Friday, 5 February 2010

Cisco Gotchas - Max VLANs and STP Instances

Cisco switches have separate limitations on:

  • The number of VLANs that can exist in the database.

  • The number of Spanning-Tree Instances that can run.


Cisco kit tends to use per-VLAN spanning-tree in which case the two values will be the same.


To understand the problem and solution requires knowledge of the different types of spanning-tree available, this subject is huge but very briefly the types are:

  1. Standard 802.1D Spanning-Tree

  2. PVST, Per-VLAN Spanning-Tree (ISL trunking only)

  3. PVST+, Per-VLAN Spanning-Tree plus (compatible with 802.1q trunks)

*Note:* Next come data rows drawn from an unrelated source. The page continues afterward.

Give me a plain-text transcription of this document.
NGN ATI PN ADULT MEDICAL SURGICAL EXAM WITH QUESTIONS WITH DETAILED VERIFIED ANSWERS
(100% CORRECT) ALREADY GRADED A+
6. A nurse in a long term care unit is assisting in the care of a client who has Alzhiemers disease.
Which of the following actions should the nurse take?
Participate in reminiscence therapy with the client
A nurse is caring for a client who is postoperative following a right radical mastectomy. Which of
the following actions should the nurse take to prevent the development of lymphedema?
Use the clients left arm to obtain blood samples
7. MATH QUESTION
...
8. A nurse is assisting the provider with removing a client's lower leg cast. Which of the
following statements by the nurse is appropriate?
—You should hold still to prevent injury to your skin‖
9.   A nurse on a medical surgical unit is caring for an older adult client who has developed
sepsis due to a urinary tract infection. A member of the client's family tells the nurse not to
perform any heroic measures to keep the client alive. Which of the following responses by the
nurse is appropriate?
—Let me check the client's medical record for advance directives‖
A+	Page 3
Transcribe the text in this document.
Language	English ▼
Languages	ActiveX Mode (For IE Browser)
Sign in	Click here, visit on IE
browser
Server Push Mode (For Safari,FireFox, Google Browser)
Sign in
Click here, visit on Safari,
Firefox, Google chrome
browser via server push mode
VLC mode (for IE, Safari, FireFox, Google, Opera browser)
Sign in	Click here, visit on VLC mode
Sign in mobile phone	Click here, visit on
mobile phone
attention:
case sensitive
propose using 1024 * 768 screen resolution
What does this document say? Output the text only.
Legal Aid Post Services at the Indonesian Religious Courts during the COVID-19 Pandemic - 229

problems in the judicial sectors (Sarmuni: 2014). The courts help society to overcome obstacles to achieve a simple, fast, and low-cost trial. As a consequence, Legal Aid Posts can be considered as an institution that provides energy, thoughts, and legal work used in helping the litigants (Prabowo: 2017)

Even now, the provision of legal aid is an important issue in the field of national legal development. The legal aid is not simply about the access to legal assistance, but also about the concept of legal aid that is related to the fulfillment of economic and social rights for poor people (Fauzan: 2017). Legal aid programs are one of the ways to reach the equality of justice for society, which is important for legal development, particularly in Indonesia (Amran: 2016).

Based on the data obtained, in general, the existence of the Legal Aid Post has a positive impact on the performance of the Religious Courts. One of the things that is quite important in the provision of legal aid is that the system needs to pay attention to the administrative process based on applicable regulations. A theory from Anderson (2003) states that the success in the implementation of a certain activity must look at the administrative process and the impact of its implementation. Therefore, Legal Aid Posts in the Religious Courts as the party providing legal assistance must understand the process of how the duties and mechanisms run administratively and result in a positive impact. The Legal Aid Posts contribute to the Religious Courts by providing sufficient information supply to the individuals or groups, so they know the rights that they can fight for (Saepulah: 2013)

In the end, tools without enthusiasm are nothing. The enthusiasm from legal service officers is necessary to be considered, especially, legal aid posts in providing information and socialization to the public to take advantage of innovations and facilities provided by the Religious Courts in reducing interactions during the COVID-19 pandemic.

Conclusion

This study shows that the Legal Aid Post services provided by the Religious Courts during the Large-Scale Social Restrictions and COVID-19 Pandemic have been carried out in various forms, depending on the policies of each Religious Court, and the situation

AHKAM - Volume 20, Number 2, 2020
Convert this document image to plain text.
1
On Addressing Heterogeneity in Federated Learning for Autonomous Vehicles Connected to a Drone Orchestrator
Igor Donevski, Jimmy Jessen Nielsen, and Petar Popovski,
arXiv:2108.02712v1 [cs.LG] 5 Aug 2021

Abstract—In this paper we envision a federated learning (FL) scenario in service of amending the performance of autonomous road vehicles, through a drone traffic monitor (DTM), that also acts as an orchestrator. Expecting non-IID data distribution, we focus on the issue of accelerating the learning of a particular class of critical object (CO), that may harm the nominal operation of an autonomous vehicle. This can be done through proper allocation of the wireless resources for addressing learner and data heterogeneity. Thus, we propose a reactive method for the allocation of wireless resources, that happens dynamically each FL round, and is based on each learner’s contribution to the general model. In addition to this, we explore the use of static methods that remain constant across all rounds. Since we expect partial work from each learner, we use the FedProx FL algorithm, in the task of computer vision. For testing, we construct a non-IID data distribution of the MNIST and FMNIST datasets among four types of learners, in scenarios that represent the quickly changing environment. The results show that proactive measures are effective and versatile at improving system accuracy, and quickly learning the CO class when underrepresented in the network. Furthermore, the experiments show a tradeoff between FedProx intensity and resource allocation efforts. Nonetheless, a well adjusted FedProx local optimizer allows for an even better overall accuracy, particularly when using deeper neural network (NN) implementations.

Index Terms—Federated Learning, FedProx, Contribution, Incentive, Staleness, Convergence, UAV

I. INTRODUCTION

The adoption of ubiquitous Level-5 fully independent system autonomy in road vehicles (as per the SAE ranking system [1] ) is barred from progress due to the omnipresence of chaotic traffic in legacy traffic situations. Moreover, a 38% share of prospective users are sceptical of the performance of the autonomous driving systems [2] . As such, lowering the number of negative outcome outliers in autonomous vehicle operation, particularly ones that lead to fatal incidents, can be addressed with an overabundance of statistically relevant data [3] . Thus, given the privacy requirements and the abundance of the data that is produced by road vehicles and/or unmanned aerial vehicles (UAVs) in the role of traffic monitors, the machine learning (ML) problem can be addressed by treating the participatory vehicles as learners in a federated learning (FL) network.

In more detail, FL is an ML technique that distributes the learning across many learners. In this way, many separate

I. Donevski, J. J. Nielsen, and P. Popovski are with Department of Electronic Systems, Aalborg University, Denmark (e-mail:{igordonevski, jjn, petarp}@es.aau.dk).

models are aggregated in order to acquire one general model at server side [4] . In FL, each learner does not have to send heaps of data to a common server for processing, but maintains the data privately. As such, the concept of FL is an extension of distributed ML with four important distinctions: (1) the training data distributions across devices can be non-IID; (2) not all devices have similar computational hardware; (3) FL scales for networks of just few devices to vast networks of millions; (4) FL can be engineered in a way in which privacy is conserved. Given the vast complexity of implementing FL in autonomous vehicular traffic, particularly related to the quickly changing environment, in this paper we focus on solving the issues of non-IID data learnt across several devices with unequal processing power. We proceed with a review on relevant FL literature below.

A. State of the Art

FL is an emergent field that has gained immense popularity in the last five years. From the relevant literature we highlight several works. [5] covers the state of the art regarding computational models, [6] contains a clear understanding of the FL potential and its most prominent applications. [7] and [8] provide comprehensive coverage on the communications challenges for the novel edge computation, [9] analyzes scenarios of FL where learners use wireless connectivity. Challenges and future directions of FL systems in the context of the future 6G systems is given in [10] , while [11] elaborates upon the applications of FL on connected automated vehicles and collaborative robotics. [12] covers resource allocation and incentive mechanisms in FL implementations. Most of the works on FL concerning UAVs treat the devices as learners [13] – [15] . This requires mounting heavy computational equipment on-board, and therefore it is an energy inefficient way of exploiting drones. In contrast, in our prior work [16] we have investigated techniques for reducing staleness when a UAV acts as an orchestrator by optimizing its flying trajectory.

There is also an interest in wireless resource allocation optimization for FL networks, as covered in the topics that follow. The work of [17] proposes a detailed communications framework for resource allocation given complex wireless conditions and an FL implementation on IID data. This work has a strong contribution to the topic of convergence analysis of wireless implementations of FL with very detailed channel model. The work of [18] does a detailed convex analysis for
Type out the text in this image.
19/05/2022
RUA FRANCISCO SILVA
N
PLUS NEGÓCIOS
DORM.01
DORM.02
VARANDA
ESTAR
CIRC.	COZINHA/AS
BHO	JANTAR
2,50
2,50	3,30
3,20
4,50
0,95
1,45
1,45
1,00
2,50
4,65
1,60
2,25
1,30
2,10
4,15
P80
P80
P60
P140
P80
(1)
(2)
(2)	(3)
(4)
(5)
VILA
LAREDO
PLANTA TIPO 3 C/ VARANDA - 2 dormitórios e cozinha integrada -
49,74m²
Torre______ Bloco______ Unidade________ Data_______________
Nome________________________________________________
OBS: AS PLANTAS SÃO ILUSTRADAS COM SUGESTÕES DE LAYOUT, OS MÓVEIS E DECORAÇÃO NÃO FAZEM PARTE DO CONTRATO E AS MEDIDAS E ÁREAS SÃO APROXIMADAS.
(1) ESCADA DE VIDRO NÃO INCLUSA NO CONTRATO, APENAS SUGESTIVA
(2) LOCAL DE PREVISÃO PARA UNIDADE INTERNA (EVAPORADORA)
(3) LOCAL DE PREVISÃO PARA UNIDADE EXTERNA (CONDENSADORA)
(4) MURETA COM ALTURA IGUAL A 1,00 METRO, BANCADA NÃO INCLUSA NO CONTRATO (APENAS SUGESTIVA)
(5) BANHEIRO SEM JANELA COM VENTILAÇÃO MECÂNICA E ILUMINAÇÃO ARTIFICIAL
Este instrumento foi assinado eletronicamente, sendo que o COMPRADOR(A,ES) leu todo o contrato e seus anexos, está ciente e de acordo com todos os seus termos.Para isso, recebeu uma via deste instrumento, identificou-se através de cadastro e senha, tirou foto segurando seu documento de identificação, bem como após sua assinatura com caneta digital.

  4. Rapid PVST - RSTP version of PVST+

  5. MST - Multiple Spanning Tree


The limitations are as follows on switches running PVST, PVST+ or Rapid-PVST:

  • 2950 SI: Maximum 64 STP instances, Maximum 128 VLANs.

  • 2950 EI: Maximum 64 STP instances, Maximum 250 VLANS.

  • 3550, 3560, 3750: Maximum 128 STP instances, Maximum 1005 VLANs.

  • 6500: Based on logical ports. Article here.



If you exceed the number of VLANs then you'll get an error like this:
SPANTREE_VLAN_SW-2-MAX_INSTANCE: Platform limit of 64 STP instances exceeded. No instance created for VLANxxx


Solutions


There are a couple of workarounds:

  • Delete some VLANs!

  • Manually prune VLANs off the trunk links and set the switch to VTP mode transparent so it doesn't know about the extra VLANs.

  • Use MST instead of PVST.



MST is my preferred option. Most networks will only require 2 or 4 Spanning-Tree topologies anyway so it is wasteful to have STP running in every VLAN.